Cale grabbed his arms. “What’s happening?”
“Sydney.” The phone was still clutched in his fingers. “Her brakes stopped working. I could hear...I could hear her screaming.”
Cale’s eyes widened, and he whirled away. He started shouting orders, calling for a track on Sydney.
But it was too late.
Slade glanced down at his phone. The line had gone dead.
* * *
GUNNER SLAMMED ON his brakes. The scent of burned rubber filled his nostrils as he jumped from his truck. The accident he’d just seen had his heart thundering in his chest.
“Sydney!” He ran toward her. Moments before, he’d seen her frightened face in the glow of his headlights.
Her car had raced forward—then smashed into a light pole.
His shaking fingers curled around the door handle, and he yanked the door open. A cloud of white greeted him. The air bag. He shoved it back. “Baby?”
A groan slipped from her.
He started to breathe again.
“Gunner?”
Carefully, oh, so carefully, he unhooked her seat belt and eased her from the car. The other driver was out of his vehicle now. Yelling about fools who shouldn’t be on the road.
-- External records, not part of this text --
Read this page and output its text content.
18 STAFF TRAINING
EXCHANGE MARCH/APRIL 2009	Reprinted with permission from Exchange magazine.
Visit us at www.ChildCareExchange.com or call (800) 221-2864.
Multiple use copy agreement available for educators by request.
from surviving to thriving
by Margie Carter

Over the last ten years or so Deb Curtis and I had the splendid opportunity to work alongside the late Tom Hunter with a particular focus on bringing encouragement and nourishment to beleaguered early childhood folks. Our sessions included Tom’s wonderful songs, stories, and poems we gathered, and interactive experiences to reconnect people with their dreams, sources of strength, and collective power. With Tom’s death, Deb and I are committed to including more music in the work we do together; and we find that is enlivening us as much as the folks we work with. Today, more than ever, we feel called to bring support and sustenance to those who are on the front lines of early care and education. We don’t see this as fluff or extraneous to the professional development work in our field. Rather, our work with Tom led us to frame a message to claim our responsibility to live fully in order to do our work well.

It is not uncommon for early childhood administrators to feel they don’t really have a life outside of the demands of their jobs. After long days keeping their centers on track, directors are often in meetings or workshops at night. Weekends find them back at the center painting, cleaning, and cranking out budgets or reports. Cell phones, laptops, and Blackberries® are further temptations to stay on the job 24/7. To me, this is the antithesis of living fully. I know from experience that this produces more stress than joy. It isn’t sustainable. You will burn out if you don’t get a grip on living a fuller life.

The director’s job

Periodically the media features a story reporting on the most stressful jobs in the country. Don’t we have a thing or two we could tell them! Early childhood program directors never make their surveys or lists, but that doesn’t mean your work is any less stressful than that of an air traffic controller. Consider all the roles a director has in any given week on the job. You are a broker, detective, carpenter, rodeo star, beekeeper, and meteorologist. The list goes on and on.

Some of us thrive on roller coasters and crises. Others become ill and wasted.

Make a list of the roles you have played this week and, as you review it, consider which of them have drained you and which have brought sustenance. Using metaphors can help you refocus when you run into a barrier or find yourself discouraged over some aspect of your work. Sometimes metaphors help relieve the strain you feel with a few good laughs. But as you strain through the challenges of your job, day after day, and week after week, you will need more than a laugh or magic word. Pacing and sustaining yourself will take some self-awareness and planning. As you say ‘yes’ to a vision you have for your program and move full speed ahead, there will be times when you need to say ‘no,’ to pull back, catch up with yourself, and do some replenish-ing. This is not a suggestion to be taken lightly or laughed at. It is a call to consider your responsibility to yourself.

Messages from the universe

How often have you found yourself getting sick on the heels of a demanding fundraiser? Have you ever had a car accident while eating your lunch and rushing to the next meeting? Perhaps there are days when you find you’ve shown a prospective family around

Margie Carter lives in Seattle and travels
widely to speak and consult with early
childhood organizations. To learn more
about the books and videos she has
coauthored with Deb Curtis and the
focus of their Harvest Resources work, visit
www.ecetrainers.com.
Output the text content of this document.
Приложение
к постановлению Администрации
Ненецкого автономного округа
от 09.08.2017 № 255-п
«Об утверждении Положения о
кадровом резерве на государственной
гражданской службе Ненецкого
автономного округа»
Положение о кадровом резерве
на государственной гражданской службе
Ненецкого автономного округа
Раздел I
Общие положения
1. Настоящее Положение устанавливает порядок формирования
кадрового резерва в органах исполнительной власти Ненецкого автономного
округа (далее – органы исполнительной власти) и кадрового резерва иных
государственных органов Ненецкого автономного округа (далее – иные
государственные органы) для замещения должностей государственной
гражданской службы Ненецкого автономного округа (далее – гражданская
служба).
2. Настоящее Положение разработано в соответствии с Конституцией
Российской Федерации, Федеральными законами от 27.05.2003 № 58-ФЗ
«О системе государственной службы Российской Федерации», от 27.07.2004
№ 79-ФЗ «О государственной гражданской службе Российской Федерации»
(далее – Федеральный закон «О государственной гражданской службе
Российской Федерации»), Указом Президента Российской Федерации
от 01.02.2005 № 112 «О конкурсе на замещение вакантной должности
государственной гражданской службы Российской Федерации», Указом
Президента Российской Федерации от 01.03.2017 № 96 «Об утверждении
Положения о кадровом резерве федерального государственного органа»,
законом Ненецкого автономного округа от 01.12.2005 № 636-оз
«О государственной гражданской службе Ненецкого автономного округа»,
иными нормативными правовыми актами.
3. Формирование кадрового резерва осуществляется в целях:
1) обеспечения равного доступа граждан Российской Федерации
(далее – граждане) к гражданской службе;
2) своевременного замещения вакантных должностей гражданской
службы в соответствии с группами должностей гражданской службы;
Gunner lifted Sydney up against his chest. She felt small and fragile. Breakable. She seemed so fierce most of the time that he forgot just how vulnerable she could be.
He leveled a killing stare on the man who was yelling instead of checking to see if Sydney was hurt. The guy stopped midholler and backed up a few steps. “Call for help,” Gunner snarled.
The guy nodded frantically and pulled out his phone.
Gunner carried Sydney away from the road. More cars had stopped now. Bystanders were trickling toward them.
He put her down on the nearby grass. Brushed back her hair. There wasn’t enough light for him to see her face clearly. “Are you all right?”
She nodded. “The brakes didn’t work,” she whispered. “I couldn’t stop.”
Fear and fury battled within him. Another attempt on her life. This time, he’d been helpless.
“An ambulance is coming!” a voice called out. It sounded like the guy who’d been yelling minutes before.
Gunner slid his hands over Sydney’s body, looking for any signs of injury. No broken bones. No cuts. But she winced when he touched her left shoulder. The seat belt would have cut into her there.